WASHINGTON - The U.S. unemployment rate fell to 4% in June, but businesses added fewer jobs than had been expected, Labor Department figures showed.

The unemployment rate was 4.1% in May and 3.9% in April, a 30-year low. Businesses added 206,000 jobs in June after losing 165,000 a month earlier. Government jobs fell as temporary employees hired for the 2000 Census completed their work, holding down the overall job gain for the month to 11,000.

Manufacturing, construction, and retail jobs barely increased after declines in May, when overall job growth totaled 171,000 - most of whom were Census workers. Analysts expected a payroll gain of 250,000 in June.

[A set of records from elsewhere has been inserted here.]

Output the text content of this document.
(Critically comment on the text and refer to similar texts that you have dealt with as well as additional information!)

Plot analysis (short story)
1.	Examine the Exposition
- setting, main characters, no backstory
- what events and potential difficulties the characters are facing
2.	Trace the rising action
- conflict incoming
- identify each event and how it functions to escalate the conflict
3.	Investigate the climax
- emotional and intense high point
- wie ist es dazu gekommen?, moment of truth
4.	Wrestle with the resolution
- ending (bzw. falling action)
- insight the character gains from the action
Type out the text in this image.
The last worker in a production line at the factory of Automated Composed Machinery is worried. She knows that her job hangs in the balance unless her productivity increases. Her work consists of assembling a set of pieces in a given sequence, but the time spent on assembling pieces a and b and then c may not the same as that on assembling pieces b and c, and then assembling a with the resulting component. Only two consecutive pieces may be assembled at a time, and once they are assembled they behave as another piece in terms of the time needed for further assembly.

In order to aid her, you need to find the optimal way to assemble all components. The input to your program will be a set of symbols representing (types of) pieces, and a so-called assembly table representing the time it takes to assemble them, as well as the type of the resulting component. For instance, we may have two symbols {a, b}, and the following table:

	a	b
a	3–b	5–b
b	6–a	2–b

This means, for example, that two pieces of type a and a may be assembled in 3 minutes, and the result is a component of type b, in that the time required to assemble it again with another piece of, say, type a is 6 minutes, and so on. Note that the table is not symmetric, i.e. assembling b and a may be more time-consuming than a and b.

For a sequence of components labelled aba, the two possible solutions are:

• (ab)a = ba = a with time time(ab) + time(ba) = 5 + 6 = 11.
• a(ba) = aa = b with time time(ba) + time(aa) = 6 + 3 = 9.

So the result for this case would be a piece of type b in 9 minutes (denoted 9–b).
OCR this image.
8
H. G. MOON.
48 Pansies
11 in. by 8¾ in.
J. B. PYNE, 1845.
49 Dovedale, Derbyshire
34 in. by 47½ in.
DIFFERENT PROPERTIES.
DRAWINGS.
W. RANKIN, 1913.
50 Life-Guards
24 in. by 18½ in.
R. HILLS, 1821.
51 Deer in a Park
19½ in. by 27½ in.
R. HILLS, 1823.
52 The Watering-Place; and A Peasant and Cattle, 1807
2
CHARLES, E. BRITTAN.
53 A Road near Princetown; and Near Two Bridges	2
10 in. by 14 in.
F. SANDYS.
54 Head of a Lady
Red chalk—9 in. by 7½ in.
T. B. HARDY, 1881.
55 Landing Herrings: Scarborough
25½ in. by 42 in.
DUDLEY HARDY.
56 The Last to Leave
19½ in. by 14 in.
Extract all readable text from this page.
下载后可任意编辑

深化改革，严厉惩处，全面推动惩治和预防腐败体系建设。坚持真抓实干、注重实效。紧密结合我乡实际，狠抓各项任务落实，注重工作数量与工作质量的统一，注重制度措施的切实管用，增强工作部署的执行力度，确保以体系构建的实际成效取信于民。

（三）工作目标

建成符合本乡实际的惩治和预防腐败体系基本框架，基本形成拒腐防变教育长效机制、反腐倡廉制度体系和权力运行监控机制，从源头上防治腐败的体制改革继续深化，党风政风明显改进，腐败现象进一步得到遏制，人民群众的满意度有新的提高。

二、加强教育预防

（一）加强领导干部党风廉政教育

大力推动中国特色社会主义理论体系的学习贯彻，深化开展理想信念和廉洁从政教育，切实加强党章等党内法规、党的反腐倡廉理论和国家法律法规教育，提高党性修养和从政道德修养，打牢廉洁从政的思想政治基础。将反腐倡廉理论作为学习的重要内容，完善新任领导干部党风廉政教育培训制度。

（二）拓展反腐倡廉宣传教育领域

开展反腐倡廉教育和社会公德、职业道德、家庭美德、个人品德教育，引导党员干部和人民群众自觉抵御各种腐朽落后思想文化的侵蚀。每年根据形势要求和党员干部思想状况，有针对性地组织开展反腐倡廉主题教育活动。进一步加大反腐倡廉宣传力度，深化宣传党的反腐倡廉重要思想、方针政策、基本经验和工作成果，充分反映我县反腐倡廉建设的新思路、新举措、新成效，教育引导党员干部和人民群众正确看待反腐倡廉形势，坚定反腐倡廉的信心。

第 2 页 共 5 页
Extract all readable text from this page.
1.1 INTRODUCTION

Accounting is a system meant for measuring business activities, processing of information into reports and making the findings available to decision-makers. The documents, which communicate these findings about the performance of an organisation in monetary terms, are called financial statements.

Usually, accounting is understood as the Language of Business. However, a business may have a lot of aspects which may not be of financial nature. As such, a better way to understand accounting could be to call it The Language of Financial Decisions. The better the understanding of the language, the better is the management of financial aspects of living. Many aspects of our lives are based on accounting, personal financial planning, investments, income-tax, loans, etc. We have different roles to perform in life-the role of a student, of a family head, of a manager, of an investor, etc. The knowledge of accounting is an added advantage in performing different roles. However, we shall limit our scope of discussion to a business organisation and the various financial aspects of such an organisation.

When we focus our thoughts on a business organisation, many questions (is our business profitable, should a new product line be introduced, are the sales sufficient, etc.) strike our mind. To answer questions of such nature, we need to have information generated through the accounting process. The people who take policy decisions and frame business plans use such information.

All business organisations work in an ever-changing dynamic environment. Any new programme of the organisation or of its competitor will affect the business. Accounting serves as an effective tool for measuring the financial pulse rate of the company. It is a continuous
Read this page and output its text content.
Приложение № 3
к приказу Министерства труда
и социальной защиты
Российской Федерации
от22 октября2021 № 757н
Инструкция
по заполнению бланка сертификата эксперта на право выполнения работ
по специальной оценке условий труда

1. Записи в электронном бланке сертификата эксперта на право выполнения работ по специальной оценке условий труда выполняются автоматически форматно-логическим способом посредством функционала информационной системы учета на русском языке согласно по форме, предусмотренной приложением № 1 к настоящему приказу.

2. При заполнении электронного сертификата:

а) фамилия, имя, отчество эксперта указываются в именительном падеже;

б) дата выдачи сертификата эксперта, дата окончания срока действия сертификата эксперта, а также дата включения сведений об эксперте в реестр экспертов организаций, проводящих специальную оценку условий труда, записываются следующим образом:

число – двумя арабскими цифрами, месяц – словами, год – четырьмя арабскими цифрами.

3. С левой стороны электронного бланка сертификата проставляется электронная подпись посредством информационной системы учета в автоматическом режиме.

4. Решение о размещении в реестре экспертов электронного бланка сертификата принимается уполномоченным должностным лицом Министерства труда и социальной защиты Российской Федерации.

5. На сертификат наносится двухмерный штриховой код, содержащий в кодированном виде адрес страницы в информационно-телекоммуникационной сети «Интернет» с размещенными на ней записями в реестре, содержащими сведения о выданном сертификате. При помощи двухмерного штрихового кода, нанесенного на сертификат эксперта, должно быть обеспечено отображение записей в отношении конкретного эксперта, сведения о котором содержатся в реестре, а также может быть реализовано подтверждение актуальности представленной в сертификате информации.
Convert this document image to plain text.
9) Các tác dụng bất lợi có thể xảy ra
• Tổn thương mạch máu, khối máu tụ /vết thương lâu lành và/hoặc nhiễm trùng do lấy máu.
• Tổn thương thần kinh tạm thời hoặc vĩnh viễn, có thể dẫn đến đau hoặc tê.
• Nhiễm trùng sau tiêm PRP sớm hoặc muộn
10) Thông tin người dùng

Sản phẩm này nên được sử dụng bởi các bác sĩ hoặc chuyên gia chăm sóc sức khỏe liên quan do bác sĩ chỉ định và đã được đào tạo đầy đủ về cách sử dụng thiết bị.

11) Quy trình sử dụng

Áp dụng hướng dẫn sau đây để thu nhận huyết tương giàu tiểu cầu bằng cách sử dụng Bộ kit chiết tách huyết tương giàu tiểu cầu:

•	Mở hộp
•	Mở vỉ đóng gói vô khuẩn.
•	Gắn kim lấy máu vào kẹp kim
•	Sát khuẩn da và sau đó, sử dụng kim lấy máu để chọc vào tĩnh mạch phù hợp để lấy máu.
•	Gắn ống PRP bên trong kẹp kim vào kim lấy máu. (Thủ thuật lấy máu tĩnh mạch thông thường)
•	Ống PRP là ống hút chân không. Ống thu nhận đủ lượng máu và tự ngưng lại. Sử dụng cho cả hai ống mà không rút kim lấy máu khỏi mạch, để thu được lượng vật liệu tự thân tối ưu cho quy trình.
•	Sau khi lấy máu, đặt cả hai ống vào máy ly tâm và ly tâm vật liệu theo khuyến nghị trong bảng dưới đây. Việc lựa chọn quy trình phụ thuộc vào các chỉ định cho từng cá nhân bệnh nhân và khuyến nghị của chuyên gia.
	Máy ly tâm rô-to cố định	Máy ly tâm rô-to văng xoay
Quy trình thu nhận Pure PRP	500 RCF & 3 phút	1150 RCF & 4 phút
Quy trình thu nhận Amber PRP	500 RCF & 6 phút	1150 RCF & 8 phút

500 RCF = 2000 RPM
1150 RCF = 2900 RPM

This year businesses have added an average of 177,000 jobs a month, compared with 202,000 a month during 1999, the Labor Department said.

The jobs numbers "provide hard evidence that the Federal Reserve's yearlong interest rate-increasing actions to curb economic growth were having an effect," said Kenneth Mayland, president of Clear View Economics of Pepper Pike, Ohio.

Treasury securities rose following the report. This suggests Fed policymakers may refrain from raising interest rates at their Aug. 22 meeting. "It does point in that direction," said Martin Mauro, an economist at Merrill Lynch & Co. The Fed's Open Market Committee has raised the overnight bank lending rate six times since June of last year.

The Labor Department also reported that workers' average hourly earnings rose 0.4%, or 5 cents during June. That followed a 0.1% gain in May. Labor expenses represent about two-thirds of the cost of doing business.

Before Friday's report analysts had expected a 4% unemployment rate during June and a 0.4% increase in average hourly earnings, according to a survey.

Services employment fell 2,000 in June after rising 209,000 in May. The decline reflected a drop of 195,000 in government jobs. Construction employment rose 3,000 jobs last month after dropping 24,000 a month earlier.